Pochi minuti dopo, la dama di compagnia — una donna scialba e incolore che si chiamava Lauria — venne ad annunciare, in tono deferente, che la signora di Arilinn desiderava parlare da sola con Domna Callista. Riluttante, Callista si alzò, tendendo le dita a Andrew. Aveva un’espressione di paura negli occhi, e lui disse, con una sfumatura cupa nella voce: — Non devi affrontarla da sola, se non vuoi. Non permetterò a quella vecchia di spaventarti! Vuoi che venga anch’io a dirle ciò che penso?

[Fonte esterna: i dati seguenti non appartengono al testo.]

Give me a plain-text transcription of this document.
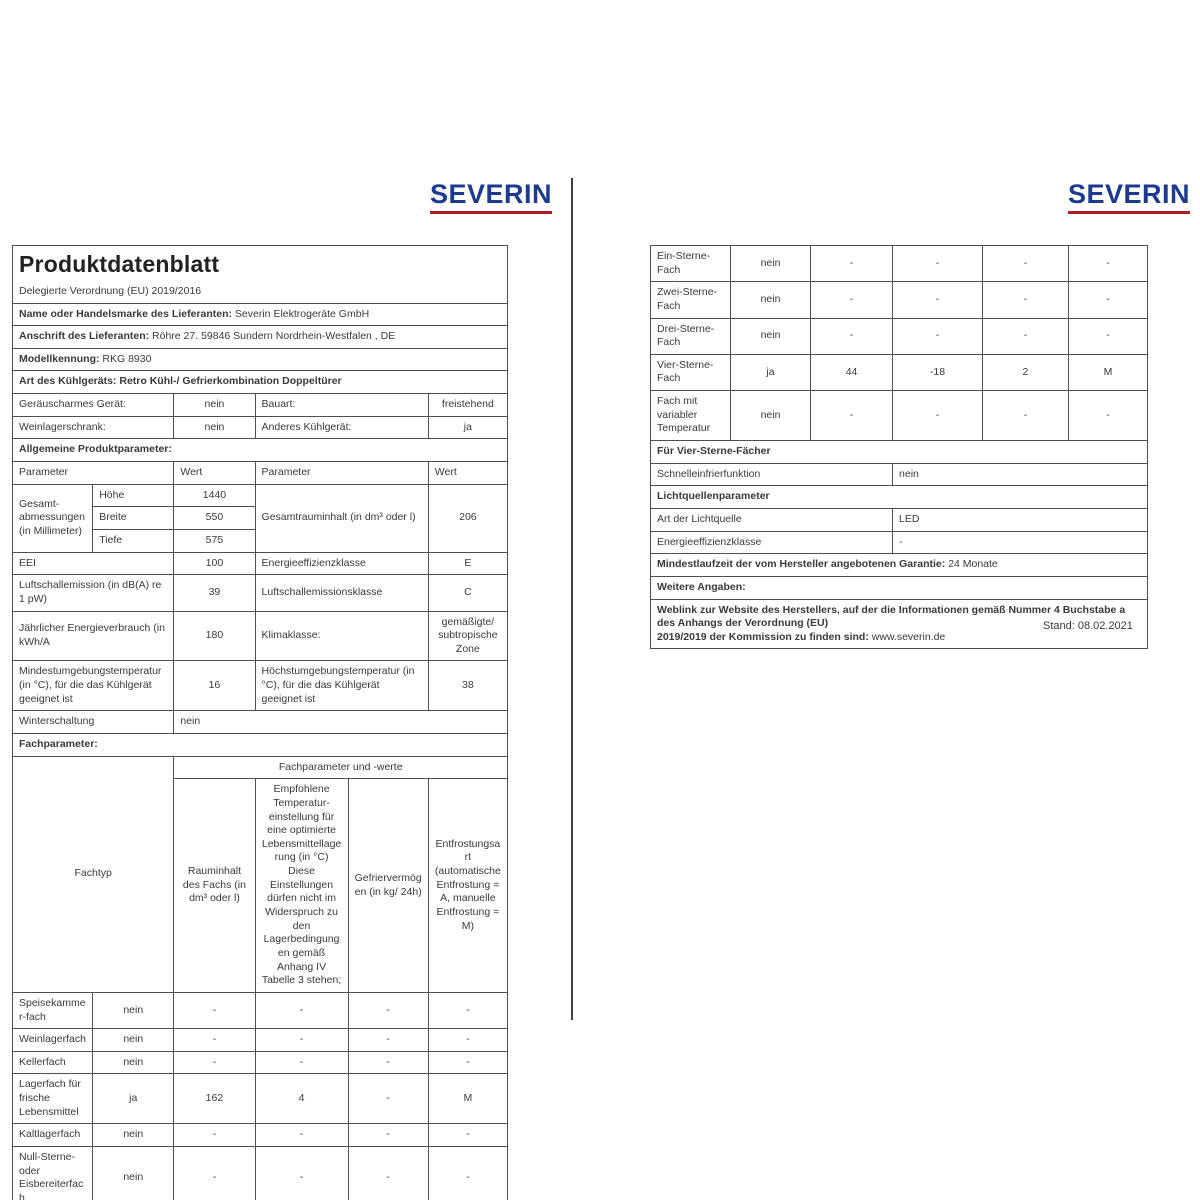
SEVERIN	SEVERIN
Produktdatenblatt
Delegierte Verordnung (EU) 2019/2016					

Name oder Handelsmarke des Lieferanten: Severin Elektrogeräte GmbH					
Anschrift des Lieferanten: Röhre 27. 59846 Sundern Nordrhein-Westfalen , DE					
Modellkennung: RKG 8930					
Art des Kühlgeräts: Retro Kühl-/ Gefrierkombination Doppeltürer					
Geräuscharmes Gerät:		nein	Bauart:		freistehend
Weinlagerschrank:		nein	Anderes Kühlgerät:		ja
Allgemeine Produktparameter:					
Parameter		Wert	Parameter		Wert
Gesamt-abmessungen (in Millimeter)	Höhe	1440	Gesamtrauminhalt (in dm³ oder l)		206
	Breite	550			
	Tiefe	575			
EEI		100	Energieeffizienzklasse		E
Luftschallemission (in dB(A) re 1 pW)		39	Luftschallemissionsklasse		C
Jährlicher Energieverbrauch (in kWh/A		180	Klimaklasse:		gemäßigte/ subtropische Zone
Mindestumgebungstemperatur (in °C), für die das Kühlgerät geeignet ist		16	Höchstumgebungstemperatur (in °C), für die das Kühlgerät geeignet ist		38
Winterschaltung		nein			
Fachparameter:					
Fachtyp		Fachparameter und -werte			
		Rauminhalt des Fachs (in dm³ oder l)	Empfohlene Temperatur-einstellung für eine optimierte Lebensmittellagerung (in °C) Diese Einstellungen dürfen nicht im Widerspruch zu den Lagerbedingungen gemäß Anhang IV Tabelle 3 stehen;	Gefriervermögen (in kg/ 24h)	Entfrostungsart (automatische Entfrostung = A, manuelle Entfrostung = M)
Speisekammer-fach	nein	-	-	-	-
Weinlagerfach	nein	-	-	-	-
Kellerfach	nein	-	-	-	-
Lagerfach für frische Lebensmittel	ja	162	4	-	M
Kaltlagerfach	nein	-	-	-	-
Null-Sterne- oder Eisbereiterfach	nein	-	-	-	-
Ein-Sterne-Fach	nein	-	-	-	-
Zwei-Sterne-Fach	nein	-	-	-	-
Drei-Sterne-Fach	nein	-	-	-	-
Vier-Sterne-Fach	ja	44	-18	2	M
Fach mit variabler Temperatur	nein	-	-	-	-
Für Vier-Sterne-Fächer					
Schnelleinfrierfunktion			nein		
Lichtquellenparameter					
Art der Lichtquelle			LED		
Energieeffizienzklasse			-		
Mindestlaufzeit der vom Hersteller angebotenen Garantie: 24 Monate					
Weitere Angaben:					

Weblink zur Website des Herstellers, auf der die Informationen gemäß Nummer 4 Buchstabe a des Anhangs der Verordnung (EU)
2019/2019 der Kommission zu finden sind: www.severin.de					
Stand: 08.02.2021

Callista si avviò verso la scala. Quando fu nel corridoio, fuori dalla sala, si voltò verso di lui e disse: — No, Andrew, devo affrontarla da sola. Non puoi aiutarmi. — Andrew avrebbe voluto prenderla tra le braccia per consolarla. Gli sembrava così piccola e fragile, sperduta e spaventata. Ma aveva imparato, dolorosamente, a prezzo di frustrazioni, che non poteva confortarla così, che non poteva neppure toccarla senza scatenare un complesso di reazioni che non comprendeva ancora ma che avevano l’aria di atterrire Callista. Perciò le disse, dolcemente: — Sia come vuoi tu, amore. Ma non lasciarti spaventare da lei. Ricorda, io ti amo. E se non lasceranno che ci sposiamo qui, fuori Armida c’è tutto un mondo. E nella galassia ce ne sono tanti altri, nel caso che l’avessi dimenticato.

Lei alzò il volto verso Andrew e sorrise. Talvolta pensava che se l’avesse visto per la prima volta in quel modo normale anziché — com’era avvenuto — conoscendolo attraverso l’unione mentale tramite la matrice, non le sarebbe mai sembrato bello. Avrebbe potuto addirittura giudicarlo brutto. Era un uomo alto e forte, con i capelli biondi come un abitante delle Città Aride, disordinato, impacciato; eppure, quanto le era divenuto caro, quanto si sentiva sicura in sua presenza! Desiderava, con un autentico senso di sofferenza, potersi gettare tra le sue braccia, stringersi a lui come faceva Ellemir con Damon: ma la vecchia paura la teneva immobile. Tuttavia gli posò la punta delle dita sulle labbra. Andrew le baciò e sorrise. Lei disse, a bassa voce: — Anch’io ti amo, Andrew. Nel caso che tu abbia dimenticato questo. — E salì la scala, verso la stanza dove l’attendeva Leonie.